# Enco availability



## cmacclel (May 16, 2008)

I just ordered a bunch of stuff!

STP58 - Save 20% on your order of $50 or more.

www.use-enco.com

Mac


----------



## Mirage_Man (May 16, 2008)

*Re: Enco 20% Off*



cmacclel said:


> I just ordered a bunch of stuff!
> 
> STP58 - Save 20% on your order of $50 or more.
> 
> ...



Thanks Mac! I need to order a few things myself.

BTW did you ever order that 6-jaw?


----------



## cmacclel (May 16, 2008)

*Re: Enco 20% Off*



Mirage_Man said:


> Thanks Mac! I need to order a few things myself.
> 
> BTW did you ever order that 6-jaw?


 

No I never ordered that chuck though I would like to. My 3 Jaw is working fine for now. 

I just ordered another Wizard 411 DRO for my new Mill that I picked up dirt cheap from my work. It's a MSC version of the Rong-Fu RF-31. It was like new with the cosmolene still intact. I paid $400 for the mill with a vise, stand and some tooling. The DRO P/N RW319-9708 was normally $1211 and with there current sale plus the 20% off coupon brought it under $700!

To bad the DRO I purchased for my lathe still sits on the floor of my shop awaiting the Grizzly replacement lathe scheduled for delivery in June!

Mac


----------



## Mirage_Man (May 16, 2008)

*Re: Enco 20% Off*



cmacclel said:


> No I never ordered that chuck though I would like to. My 3 Jaw is working fine for now.
> 
> I just ordered another Wizard 411 DRO for my new Mill that I picked up dirt cheap from my work. It's a MSC version of the Rong-Fu RF-31. It was like new with the cosmolene still intact. I paid $400 for the mill with a vise, stand and some tooling. The DRO P/N RW319-9708 was normally $1211 and with there current sale plus the 20% off coupon brought it under $700!
> 
> ...



Great snag on that mill! I hope I can find a deal close to that on one when the time comes.

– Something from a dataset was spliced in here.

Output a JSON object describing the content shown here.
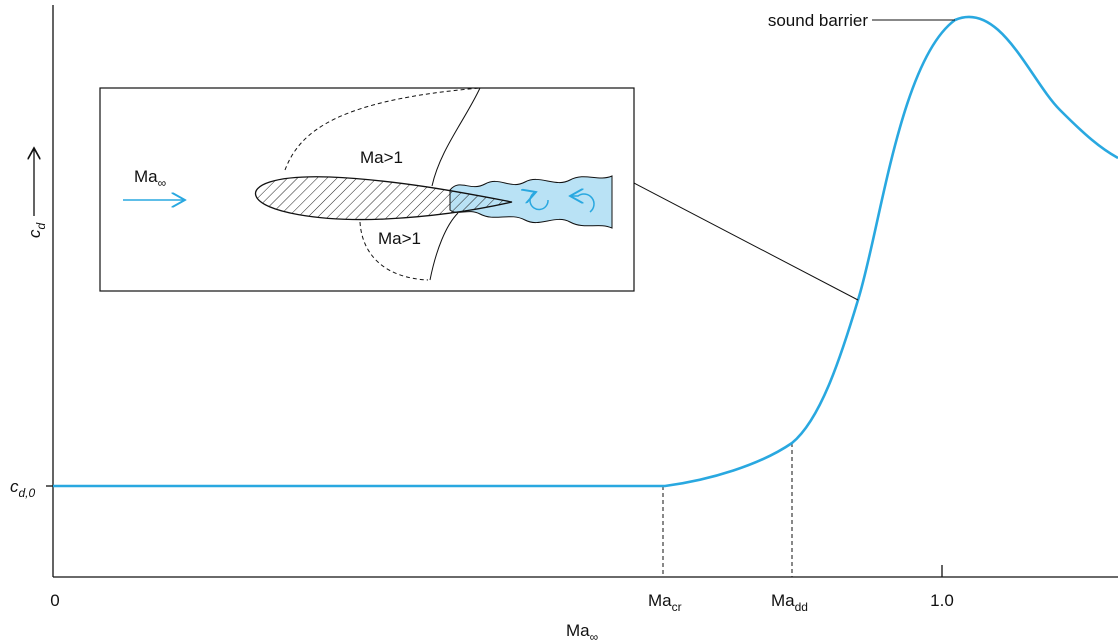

For some reason I thought your lathe had already been replaced?


----------



## cmacclel (May 16, 2008)

*Re: Enco 20% Off*

They sent a new lathe a couple months ago. I took the day off of work to take delivery but the way they loaded it at the terminal (headstock up against the back of the truck) made it impossible to move with a pallet jack. They said they would re-load the lathe and deliver it the next day. 

The next day I left work early to again take delivery of the lathe and the trucking company never showed! The called and apologized saying the put the lathe in their big truck and it would not fit down my street and they would re-deliver the next day.

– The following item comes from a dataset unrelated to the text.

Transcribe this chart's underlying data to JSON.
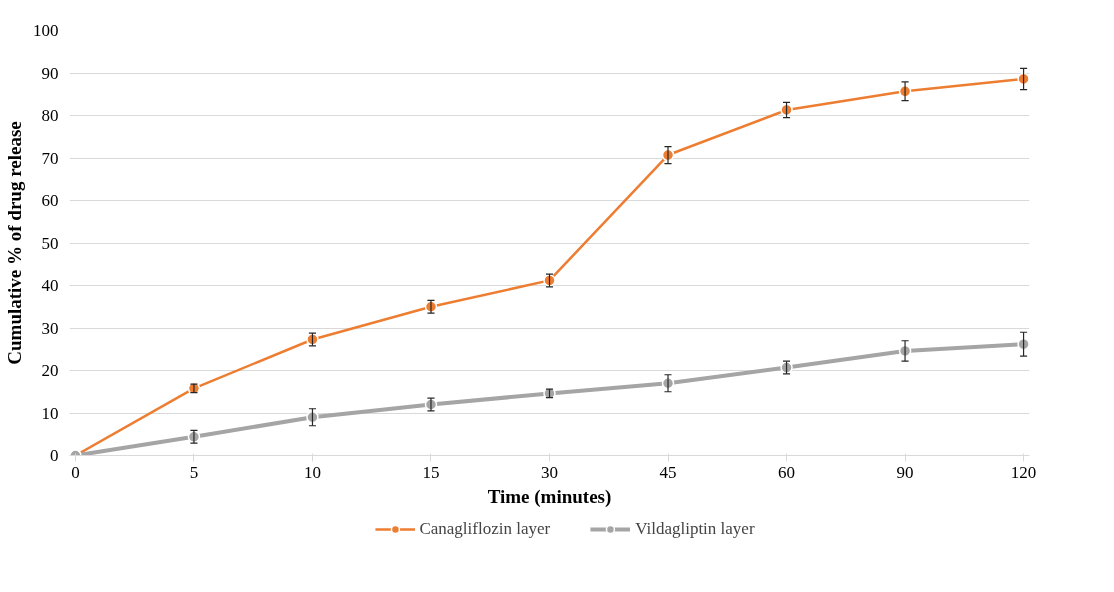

The next day comes I again leave work early to take delivery and there comes the truck...backs in my driveway and the driver states the reason why it didn't get delivered yesterday was it fell over in the truck!

The box was torn up and the electronics box was crushed!

Mac


----------



## Mirage_Man (May 16, 2008)

*Re: Enco 20% Off*



cmacclel said:


> They sent a new lathe a couple months ago. I took the day off of work to take delivery but the way they loaded it at the terminal (headstock up against the back of the truck) made it impossible to move with a pallet jack. They said they would re-load the lathe and deliver it the next day.
> 
> The next day I left work early to again take delivery of the lathe and the trucking company never showed! The called and apologized saying the put the lathe in their big truck and it would not fit down my street and they would re-deliver the next day.
> 
> ...



Un-freakin believable!


----------



## precisionworks (May 16, 2008)

*Re: Enco 20% Off*



> I paid $400 for the mill with a vise, stand and some tooling.

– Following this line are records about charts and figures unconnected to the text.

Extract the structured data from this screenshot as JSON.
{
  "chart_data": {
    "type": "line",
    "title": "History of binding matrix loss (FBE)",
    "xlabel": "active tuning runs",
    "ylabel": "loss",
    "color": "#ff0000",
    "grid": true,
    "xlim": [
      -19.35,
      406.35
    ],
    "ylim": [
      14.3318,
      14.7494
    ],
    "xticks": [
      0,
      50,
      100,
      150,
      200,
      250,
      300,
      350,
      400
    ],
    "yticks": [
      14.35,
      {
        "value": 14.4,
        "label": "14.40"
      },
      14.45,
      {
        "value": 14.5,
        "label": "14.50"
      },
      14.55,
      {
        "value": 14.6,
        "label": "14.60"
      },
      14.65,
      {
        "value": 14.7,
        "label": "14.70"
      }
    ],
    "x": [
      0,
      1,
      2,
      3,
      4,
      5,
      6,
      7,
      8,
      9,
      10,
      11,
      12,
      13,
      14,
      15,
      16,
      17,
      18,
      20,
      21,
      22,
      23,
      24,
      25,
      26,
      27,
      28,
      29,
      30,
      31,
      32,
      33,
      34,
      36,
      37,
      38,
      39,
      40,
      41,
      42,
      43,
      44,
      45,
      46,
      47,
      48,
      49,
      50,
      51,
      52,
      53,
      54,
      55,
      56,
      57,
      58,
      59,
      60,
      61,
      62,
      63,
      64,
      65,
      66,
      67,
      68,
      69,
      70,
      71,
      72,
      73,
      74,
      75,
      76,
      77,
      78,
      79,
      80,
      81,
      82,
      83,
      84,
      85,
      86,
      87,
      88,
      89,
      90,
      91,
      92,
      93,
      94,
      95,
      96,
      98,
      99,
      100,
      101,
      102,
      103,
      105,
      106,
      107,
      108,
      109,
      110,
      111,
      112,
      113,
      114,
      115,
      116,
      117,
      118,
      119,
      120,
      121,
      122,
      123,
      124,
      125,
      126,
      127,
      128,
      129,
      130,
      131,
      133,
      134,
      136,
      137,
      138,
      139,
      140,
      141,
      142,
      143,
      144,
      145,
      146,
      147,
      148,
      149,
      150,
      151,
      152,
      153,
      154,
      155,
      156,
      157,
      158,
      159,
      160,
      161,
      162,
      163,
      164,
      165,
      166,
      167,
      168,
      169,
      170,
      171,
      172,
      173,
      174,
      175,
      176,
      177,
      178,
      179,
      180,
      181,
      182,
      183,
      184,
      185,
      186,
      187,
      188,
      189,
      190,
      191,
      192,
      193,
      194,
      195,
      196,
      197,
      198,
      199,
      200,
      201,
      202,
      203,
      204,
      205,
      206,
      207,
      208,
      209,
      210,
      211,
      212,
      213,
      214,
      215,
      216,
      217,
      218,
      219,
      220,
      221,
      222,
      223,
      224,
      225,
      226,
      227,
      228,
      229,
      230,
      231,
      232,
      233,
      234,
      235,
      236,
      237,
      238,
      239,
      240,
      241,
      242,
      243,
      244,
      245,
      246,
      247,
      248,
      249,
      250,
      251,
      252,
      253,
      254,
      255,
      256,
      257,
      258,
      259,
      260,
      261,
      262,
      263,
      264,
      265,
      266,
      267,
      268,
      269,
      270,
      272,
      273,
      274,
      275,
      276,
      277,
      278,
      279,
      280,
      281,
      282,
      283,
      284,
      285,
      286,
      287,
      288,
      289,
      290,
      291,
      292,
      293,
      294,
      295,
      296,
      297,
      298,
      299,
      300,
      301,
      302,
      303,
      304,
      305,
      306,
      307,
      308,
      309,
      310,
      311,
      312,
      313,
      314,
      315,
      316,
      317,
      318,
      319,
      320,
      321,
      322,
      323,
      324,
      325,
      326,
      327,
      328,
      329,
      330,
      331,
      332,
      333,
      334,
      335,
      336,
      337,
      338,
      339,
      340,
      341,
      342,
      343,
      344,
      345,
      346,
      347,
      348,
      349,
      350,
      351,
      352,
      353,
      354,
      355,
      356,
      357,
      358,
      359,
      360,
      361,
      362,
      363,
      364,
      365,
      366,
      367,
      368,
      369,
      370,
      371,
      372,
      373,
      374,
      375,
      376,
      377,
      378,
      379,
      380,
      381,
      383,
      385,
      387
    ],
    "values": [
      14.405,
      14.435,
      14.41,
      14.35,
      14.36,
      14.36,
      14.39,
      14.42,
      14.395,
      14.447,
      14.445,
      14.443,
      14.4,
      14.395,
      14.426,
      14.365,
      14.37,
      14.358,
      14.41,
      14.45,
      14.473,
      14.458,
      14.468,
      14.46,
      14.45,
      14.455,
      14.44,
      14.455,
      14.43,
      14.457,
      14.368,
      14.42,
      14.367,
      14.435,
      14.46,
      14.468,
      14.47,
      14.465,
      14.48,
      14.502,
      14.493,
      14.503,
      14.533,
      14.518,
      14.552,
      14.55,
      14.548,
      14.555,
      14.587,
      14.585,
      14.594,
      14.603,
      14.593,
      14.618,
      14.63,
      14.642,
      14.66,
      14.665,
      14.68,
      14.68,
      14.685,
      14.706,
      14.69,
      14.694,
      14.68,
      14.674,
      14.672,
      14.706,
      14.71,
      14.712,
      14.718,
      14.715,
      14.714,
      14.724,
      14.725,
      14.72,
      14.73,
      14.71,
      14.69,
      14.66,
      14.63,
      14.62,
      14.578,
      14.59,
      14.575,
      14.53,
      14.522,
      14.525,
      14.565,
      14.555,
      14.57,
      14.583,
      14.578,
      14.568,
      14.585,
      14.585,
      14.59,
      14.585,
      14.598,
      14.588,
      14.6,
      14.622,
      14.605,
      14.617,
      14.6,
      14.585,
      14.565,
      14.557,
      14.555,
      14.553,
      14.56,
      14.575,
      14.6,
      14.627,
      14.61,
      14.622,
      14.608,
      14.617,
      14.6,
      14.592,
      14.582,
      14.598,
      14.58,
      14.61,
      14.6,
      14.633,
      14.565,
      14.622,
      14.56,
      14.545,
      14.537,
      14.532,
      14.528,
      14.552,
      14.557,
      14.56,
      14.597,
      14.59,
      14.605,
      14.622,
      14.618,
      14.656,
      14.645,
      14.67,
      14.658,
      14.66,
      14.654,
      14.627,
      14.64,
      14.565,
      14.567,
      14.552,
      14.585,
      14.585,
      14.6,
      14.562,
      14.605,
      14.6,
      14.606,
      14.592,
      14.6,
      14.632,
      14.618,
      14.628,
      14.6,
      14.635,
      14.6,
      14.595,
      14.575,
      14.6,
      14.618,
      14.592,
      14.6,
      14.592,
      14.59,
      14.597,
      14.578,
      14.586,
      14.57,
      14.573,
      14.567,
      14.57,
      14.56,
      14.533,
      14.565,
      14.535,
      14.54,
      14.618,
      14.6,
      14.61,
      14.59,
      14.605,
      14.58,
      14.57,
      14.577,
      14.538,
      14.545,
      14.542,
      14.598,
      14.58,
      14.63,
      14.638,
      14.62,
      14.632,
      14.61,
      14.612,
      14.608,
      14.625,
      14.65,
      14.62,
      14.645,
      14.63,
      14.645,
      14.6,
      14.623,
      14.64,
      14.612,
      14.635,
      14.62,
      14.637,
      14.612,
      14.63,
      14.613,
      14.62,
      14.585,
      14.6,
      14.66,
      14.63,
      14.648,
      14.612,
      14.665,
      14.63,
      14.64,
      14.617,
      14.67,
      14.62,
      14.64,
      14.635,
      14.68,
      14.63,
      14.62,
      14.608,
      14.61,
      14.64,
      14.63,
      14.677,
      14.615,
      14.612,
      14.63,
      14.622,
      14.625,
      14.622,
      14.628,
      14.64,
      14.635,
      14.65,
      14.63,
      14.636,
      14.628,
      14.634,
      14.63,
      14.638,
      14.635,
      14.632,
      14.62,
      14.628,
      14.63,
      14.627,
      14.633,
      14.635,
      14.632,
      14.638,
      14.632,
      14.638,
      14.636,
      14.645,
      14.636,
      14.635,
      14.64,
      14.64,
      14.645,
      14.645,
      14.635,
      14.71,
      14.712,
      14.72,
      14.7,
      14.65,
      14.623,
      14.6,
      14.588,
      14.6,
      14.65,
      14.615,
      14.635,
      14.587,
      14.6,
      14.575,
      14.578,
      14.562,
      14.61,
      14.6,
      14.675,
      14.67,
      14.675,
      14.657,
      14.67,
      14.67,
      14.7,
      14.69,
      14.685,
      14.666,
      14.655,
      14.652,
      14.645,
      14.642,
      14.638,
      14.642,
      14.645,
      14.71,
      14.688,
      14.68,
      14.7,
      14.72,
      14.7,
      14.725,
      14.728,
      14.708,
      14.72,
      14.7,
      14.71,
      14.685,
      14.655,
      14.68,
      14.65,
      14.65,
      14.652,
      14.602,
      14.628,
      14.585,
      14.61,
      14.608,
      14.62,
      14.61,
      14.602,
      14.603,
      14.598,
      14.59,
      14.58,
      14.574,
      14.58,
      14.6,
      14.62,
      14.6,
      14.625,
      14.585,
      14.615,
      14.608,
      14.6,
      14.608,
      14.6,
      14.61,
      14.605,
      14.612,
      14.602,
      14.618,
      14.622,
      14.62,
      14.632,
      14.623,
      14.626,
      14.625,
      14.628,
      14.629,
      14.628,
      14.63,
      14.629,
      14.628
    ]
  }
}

$400 for $1900 worth of machine is a criminal offense:devil:


----------



## Mirage_Man (May 16, 2008)

*Re: Enco 20% Off*

Hey Mac, do you know when this code expires?


----------



## modamag (May 16, 2008)

*Re: Enco 20% Off*

WOW! Thanx Mac.
I got the free shipping for >$50 but this is even better.

Now I can order that mister


----------



## modamag (May 16, 2008)

*Re: Enco 20% Off*

Brian those 15% & 20% typically last for ONE day from what I've seen on PM board.


----------



## Data (May 16, 2008)

*Re: Enco 20% Off*

Good snag on the mill-drill machine! That will really come in handy. Now you get to purchase aluminum stock with corners! :tinfoil:


----------



## dmdrewitt (May 20, 2008)

*Re: Enco 20% Off*



cmacclel said:


> They sent a new lathe a couple months ago. I took the day off of work to take delivery but the way they loaded it at the terminal (headstock up against the back of the truck) made it impossible to move with a pallet jack. They said they would re-load the lathe and deliver it the next day.
> 
> The next day I left work early to again take delivery of the lathe and the trucking company never showed! The called and apologized saying the put the lathe in their big truck and it would not fit down my street and they would re-deliver the next day.
> 
> ...



What happened with that one? Did you send it back for a new replacement?


----------



## cmacclel (May 20, 2008)

*Re: Enco 20% Off*



dmdrewitt said:


> What happened with that one? Did you send it back for a new replacement?


 

2nd replacement is supposedly coming around the 20th of next month.

Mac


----------



## modamag (May 27, 2008)

*Re: Enco 20% Off*

Guys this coupon code still work! Just put in another order today.


----------



## cmacclel (May 28, 2008)

*Re: Enco 20% Off*



cmacclel said:


> 2nd replacement is supposedly coming around the 20th of next month.
> 
> Mac


 
Make the the 8th of July now 

Mac


----------



## wquiles (May 30, 2008)

*Re: Enco 20% Off*

Just used the 20% off thingie today - thanks much!

Will


----------



## wquiles (Jun 28, 2008)

*Re: Enco 20% Off*

By the way, I just ordered something today - this 20% discount still works, and it is on top of Enco's special prices 

Will


----------



## Mirage_Man (Jun 28, 2008)

*Re: Enco 20% Off*

I so badly want to order some stuff but I just can't spare the coin right now. Every penny is going in the piggy bank for the new lathe, DRO and RPC.


----------



## wquiles (Jul 18, 2008)

*Re: Enco 20% Off*

It had to end some time - it is no longer valid


----------



## DM51 (Jul 20, 2008)

*Re: Emco availability*

Thread title edited


----------



## gadget_lover (Jul 20, 2008)

*Re: Emco availability*

Wrong thread. This one is about eNco.


----------



## DM51 (Jul 20, 2008)

*Re: Emco availability*

LOL - sorry - corrected.


----------